My dietitian friend of mine, we’ll just call her Rachael, has been having stomach issues for the past two years. After going to several doctors, her final diagnosis was IBS, which is usually the “we can’t find anything definitively wrong with you, so we’ll call it IBS so you stop showing up in our office.” Usually the treatment for IBS includes having a balanced diet, exercise and stress management. She did a bit of research on the Low FODMAP diet and after trying it for a few days, her symptoms finally went away and she felt “normal” again.
Since IBS is a very (very) common complaint and diagnosis, we gave the LowFODMAP diet a test run in my house a few months back. I found it very difficult to prepare meals for, because everything I use in almost all of my dishes were on the “no-no” list: ONIONS, GARLIC, WHEAT, LACTOSE, and many forms of FRUCTOSE (many fruits as well as high fructose corn syrup). For those suffering from abdominal distress and pain, making a few slight dietary changes though doesn’t seem to be an issue.
One of my standard meals I make on an almost weekly basis is quiche. It is my “clean out the fridge” meal that is packed with veggies and I always have the standard ingredients. I also can whip up a crust in less than 5 minutes in my kitchen aid (Using this recipe from William’s Sonoma, but omitting the sugar). Quiche also happens to have an abundance of onions, garlic, wheat and lactose in it (well, mine does any way). I decided to attempt to make a pie crust out of quinoa, since wheat and wheat flour was not allowed.
And to my dismay, it actually turned out pretty good! I was surprised by how much I liked it.

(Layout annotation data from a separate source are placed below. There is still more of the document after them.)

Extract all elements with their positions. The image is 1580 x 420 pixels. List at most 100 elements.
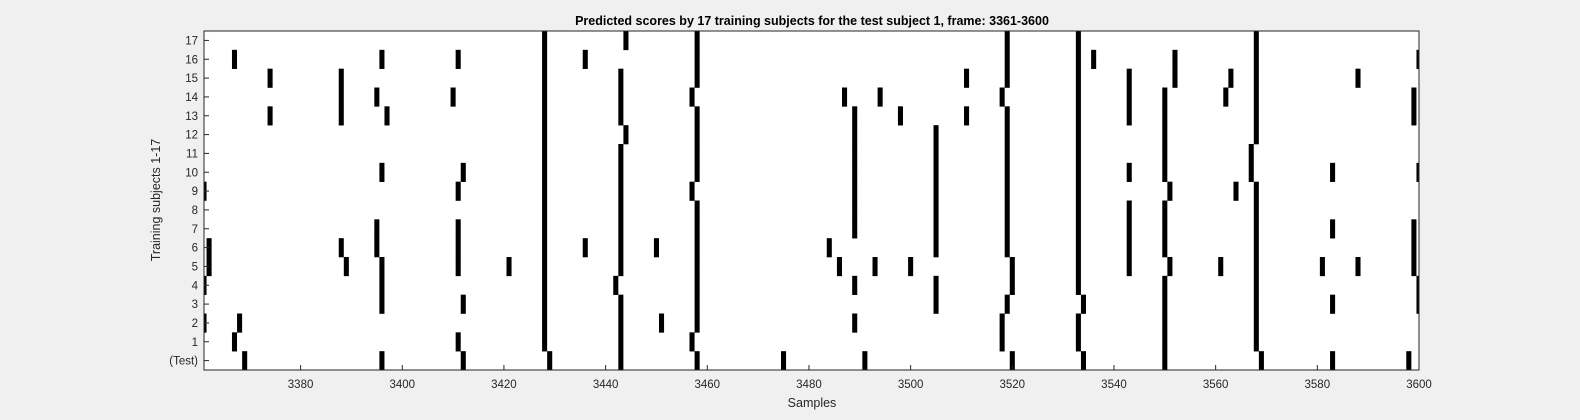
score-mark xyxy=(1253,238,1259,258)
score-mark xyxy=(1004,219,1010,239)
y-tick-label: 9 xyxy=(192,186,198,198)
score-mark xyxy=(694,106,700,126)
score-mark xyxy=(542,275,548,295)
score-mark xyxy=(653,238,659,258)
x-tick-label: 3500 xyxy=(898,379,924,391)
score-mark xyxy=(933,162,939,182)
score-mark xyxy=(1411,87,1417,107)
score-mark xyxy=(933,125,939,145)
score-mark xyxy=(1162,332,1168,352)
score-mark xyxy=(267,68,273,88)
score-mark xyxy=(1080,294,1087,314)
score-mark xyxy=(694,351,700,371)
score-mark xyxy=(542,162,548,182)
score-mark xyxy=(964,106,970,126)
x-tick-label: 3560 xyxy=(1203,379,1229,391)
score-mark xyxy=(694,49,700,69)
y-tick-label: 16 xyxy=(185,54,198,66)
score-mark xyxy=(1075,125,1081,145)
y-tick-label: 15 xyxy=(185,73,198,85)
score-mark xyxy=(1004,68,1010,88)
score-mark xyxy=(1258,351,1264,371)
score-mark xyxy=(338,68,344,88)
y-tick-label: 2 xyxy=(192,318,198,330)
score-mark xyxy=(694,313,700,333)
score-mark xyxy=(1253,125,1259,145)
score-mark xyxy=(694,257,700,277)
score-mark xyxy=(460,351,466,371)
score-mark xyxy=(694,31,700,51)
score-mark xyxy=(1330,294,1336,314)
score-mark xyxy=(1228,68,1234,88)
score-mark xyxy=(1253,332,1259,352)
score-mark xyxy=(1253,275,1259,295)
x-tick-label: 3460 xyxy=(694,379,720,391)
score-mark xyxy=(1075,162,1081,182)
score-mark xyxy=(1080,351,1087,371)
score-mark xyxy=(999,313,1005,333)
score-mark xyxy=(1162,294,1168,314)
score-mark xyxy=(1162,87,1168,107)
x-tick-label: 3580 xyxy=(1305,379,1331,391)
score-mark xyxy=(379,294,385,314)
score-mark xyxy=(542,106,548,126)
score-mark xyxy=(1162,162,1168,182)
score-mark xyxy=(542,294,548,314)
score-mark xyxy=(613,275,619,295)
score-mark xyxy=(542,313,548,333)
score-mark xyxy=(618,294,624,314)
score-mark xyxy=(694,238,700,258)
score-mark xyxy=(206,238,212,258)
score-mark xyxy=(1248,162,1254,182)
score-mark xyxy=(618,181,624,201)
score-mark xyxy=(542,31,548,51)
score-mark xyxy=(1075,238,1081,258)
score-mark xyxy=(1411,257,1417,277)
score-mark xyxy=(1416,162,1419,182)
plot-frame xyxy=(203,30,1420,371)
score-mark xyxy=(1004,162,1010,182)
score-mark xyxy=(694,144,700,164)
score-mark xyxy=(852,125,858,145)
score-mark xyxy=(343,257,349,277)
y-tick-label: 17 xyxy=(185,35,198,47)
score-mark xyxy=(862,351,868,371)
score-mark xyxy=(1075,181,1081,201)
score-mark xyxy=(1172,49,1178,69)
score-mark xyxy=(1253,31,1259,51)
score-mark xyxy=(455,49,461,69)
score-mark xyxy=(542,125,548,145)
score-mark xyxy=(933,181,939,201)
score-mark xyxy=(1075,219,1081,239)
score-mark xyxy=(618,351,624,371)
score-mark xyxy=(1406,351,1412,371)
score-mark xyxy=(1162,200,1168,220)
score-mark xyxy=(1004,125,1010,145)
score-mark xyxy=(872,257,878,277)
score-mark xyxy=(1233,181,1239,201)
score-mark xyxy=(618,200,624,220)
score-mark xyxy=(694,200,700,220)
score-mark xyxy=(231,332,238,352)
score-mark xyxy=(206,257,212,277)
score-mark xyxy=(267,106,273,126)
score-mark xyxy=(542,144,548,164)
score-mark xyxy=(542,219,548,239)
score-mark xyxy=(374,219,380,239)
score-mark xyxy=(694,162,700,182)
score-mark xyxy=(242,351,248,371)
score-mark xyxy=(908,257,914,277)
score-mark xyxy=(1253,219,1259,239)
score-mark xyxy=(1126,106,1132,126)
score-mark xyxy=(1162,275,1168,295)
score-mark xyxy=(455,181,461,201)
score-mark xyxy=(618,68,624,88)
score-mark xyxy=(1004,294,1010,314)
score-mark xyxy=(659,313,665,333)
score-mark xyxy=(1162,106,1168,126)
score-mark xyxy=(1091,49,1097,69)
score-mark xyxy=(618,332,624,352)
score-mark xyxy=(1075,200,1081,220)
score-mark xyxy=(1416,294,1419,314)
score-mark xyxy=(450,87,456,107)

Since I was doing things completely out of the box, I went all out and added some bacon, and used half hard boiled eggs and half raw eggs in the mix (normal quiche recipes don’t use hard boiled eggs)…and it turned out just fine!
So, here is what I did:
Quinoa Crust Quiche
- 1 heaping cup of cooked quinoa
- 1/3 cup parmesan cheese
- 1 egg
Pre-heat oven to 350 degrees. Combine ingredients well and mash along the bottom and up the sides of a 9″ pie pan. Bake for about 10 minutes. Leave the oven on, you’ll be using it again real soon.
- 3 strips of bacon, crumbled and cooked
- 2 slices of swiss cheese, crumbled
- 1/2 big ole’ zucchini, shredded with a grater
- 2 cups baby spinach
- 2 tomatoes (enough to cover the top of the pie)
- 1 oz goat cheese
- 6 eggs
- 1/2 cup milk (because of the FODMAPS diet, I used Lactaid)
- Salt and Pepper to taste
- Pinch of red pepper flakes
On top of the baked crust, add bacon and swiss cheese. Cook the zucchini, basil and baby spinach for a few minutes in a pan (I used the same pan that I cooked the bacon in, just drained some of the bacon fat). Add cooked zucchini, basil and spinach to the pie. Mix together eggs, milk, salt, pepper, and red pepper. Pour over the bacon, swiss cheese, zucchini, basil and spinach. Top with tomatoes and goat cheese. Pop it in the oven for 35-40 minutes, or until the quiche has set.